“If you are fighting, stop fighting; if you are marching, stop marching.  Come back to me.”

COLD MOUNTAIN

An Illusion review by Joan Ellis


            Read a book about the Civil War and your imagination does its work.  Watch Ken Burns’ photographs, and the war comes to life through real faces and real battles.  But when Anthony Minghella tries to recreate that war in “Cold Mountain,” you know you are watching a movie, not a war.   Although his movie is a good story with a terrific cast, watching it unfold is like watching “High Noon” – an old fashioned star vehicle that isn’t supposed to be real. 

                Ada Munroe (Nicole Kidman) has escaped Charleston’s world of girdles and propriety to come to a mountain town with her minister father (Donald Sutherland). Ada and Inman (Jude Law), a shy young local carpenter, exchange a few words and a stolen kiss on the eve of his leaving for battle. By 1864 Ada writes, “If you are fighting, stop fighting; if you are marching, stop marching.  Come back to me.”  The movie is the story of his journey.  To their credit Law and Kidman make the love story convincing.   

                Nicole Kidman’s star is now so bright that her mere presence overwhelms everything around her.  Director Minghella’s decision not to tone down her beauty in the worst of circumstances puts the film squarely in the old Hollywood way of doing things.  Kidman’s face and her aura are all golden and peach, and when she is on screen, the war seems far away. 

                That’s not the case with Jude Law and Renee Zellweger who have managed to create and then submerse themselves in interesting characters.  Ray Winstone, Brendan Gleeson, Philip Seymour Hoffman, Natalie Portman, Eileen Atkins and others hit the mood beautifully.   

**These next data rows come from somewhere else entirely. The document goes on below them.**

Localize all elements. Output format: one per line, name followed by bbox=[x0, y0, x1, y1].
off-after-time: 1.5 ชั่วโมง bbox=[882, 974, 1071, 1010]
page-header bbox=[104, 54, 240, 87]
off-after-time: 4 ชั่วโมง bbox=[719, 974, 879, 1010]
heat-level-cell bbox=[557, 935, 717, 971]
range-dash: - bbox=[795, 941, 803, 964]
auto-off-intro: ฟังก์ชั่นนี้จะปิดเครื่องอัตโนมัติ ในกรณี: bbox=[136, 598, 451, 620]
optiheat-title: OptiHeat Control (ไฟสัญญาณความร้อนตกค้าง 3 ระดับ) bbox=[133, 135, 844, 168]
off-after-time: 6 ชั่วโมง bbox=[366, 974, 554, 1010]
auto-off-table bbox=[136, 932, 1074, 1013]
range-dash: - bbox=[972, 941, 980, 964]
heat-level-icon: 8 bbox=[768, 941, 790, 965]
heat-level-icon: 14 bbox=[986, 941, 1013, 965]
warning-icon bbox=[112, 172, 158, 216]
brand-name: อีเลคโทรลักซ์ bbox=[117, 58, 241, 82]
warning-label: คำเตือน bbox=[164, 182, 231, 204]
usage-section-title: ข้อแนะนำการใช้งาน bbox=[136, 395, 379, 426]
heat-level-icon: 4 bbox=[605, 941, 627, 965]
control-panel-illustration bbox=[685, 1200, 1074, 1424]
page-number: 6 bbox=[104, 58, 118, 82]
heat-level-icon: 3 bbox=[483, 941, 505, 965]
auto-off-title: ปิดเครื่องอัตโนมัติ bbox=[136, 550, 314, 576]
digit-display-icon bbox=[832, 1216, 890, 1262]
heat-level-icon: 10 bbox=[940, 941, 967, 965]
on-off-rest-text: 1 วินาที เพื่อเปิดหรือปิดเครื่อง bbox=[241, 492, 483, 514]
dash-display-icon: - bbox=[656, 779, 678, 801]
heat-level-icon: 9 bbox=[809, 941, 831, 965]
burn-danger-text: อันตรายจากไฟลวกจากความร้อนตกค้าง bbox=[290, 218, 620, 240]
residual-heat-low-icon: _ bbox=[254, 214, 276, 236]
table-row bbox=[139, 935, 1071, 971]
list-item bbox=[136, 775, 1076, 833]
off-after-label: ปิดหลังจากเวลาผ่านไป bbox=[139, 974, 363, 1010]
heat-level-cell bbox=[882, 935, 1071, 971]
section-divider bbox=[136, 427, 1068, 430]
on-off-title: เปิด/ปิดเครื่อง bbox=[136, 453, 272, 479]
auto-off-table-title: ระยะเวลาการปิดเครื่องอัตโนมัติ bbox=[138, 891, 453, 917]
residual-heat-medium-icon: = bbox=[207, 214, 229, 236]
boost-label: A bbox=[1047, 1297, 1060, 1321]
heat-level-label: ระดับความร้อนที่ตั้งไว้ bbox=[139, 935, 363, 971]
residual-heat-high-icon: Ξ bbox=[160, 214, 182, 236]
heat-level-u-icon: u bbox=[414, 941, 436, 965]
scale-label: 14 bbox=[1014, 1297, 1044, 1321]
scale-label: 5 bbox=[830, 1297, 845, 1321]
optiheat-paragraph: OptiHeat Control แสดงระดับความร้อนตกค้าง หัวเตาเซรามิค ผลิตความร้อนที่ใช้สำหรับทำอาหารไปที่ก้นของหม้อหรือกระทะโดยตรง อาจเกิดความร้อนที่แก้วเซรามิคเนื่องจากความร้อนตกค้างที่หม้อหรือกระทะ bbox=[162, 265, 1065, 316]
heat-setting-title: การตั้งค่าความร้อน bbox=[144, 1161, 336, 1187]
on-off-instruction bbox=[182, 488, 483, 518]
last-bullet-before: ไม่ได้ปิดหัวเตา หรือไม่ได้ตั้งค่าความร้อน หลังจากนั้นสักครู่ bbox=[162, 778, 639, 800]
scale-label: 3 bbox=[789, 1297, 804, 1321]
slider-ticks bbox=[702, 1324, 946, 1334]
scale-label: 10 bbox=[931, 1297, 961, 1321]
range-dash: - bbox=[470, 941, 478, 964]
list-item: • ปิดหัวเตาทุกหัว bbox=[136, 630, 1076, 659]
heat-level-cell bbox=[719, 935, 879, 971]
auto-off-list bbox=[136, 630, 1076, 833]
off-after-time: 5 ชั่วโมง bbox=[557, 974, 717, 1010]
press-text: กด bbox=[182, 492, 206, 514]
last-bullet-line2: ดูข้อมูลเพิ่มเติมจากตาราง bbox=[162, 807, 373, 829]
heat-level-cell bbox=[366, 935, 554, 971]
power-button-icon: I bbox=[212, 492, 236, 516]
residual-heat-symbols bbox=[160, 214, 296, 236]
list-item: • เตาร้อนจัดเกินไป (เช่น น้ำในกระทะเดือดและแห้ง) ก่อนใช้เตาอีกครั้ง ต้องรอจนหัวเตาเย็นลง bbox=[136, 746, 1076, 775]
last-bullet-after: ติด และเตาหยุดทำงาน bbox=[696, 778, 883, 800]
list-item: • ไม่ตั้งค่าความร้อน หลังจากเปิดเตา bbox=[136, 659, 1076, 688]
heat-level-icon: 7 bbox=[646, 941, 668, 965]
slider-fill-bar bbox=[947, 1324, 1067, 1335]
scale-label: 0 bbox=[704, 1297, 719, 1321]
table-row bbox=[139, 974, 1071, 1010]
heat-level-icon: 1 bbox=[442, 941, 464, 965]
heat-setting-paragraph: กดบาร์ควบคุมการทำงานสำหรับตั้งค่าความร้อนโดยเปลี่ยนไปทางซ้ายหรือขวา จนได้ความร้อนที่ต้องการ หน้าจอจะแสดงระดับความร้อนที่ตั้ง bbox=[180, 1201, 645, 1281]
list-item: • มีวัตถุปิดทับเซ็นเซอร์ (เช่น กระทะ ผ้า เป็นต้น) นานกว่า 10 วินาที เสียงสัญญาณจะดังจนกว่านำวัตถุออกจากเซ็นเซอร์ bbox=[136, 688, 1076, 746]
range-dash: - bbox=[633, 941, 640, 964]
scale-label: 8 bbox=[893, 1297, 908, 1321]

                Renee Zellweger, with her limitless versatility, plays Ruby, a no nonsense mountain woman sent out to help Ada run the farm.  She will certainly earn a supporting actress nomination for the role.  Jude Law is marvelous as the man who is forever changed.  “If there was anything tender in me, it’s gone; I think I’m ruined,” Inman says, and he is.  Someone observes, “The land will not heal – too much blood,” and that’s the truth.  The South has never healed. 

The movie opens with a battle scene that uses pyrotechnics worthy of a modern blockbuster.  It is not likely that even this brutal Virgina battle would fill the screen with fire and body parts.  Director Minghella takes another formidable misstep.  Even if both southerners and northerners were guilty of the rape and torture of their countrymen and women, there is, I promise you, a prolonged and disproportionate amount of atrocity here for a two-hour movie about the Civil War. Both the personal violence and the obligatory graphic sex are out of time and place.  The director, unfortunately, has mixed his eras up.

The reunion scene with Kidman all in black against the white snow is the final exclamation point to the overdone melodrama.  We may bring the sensibilities of 2004 into the theater, but we are watching a movie rooted in the star driven 1940s.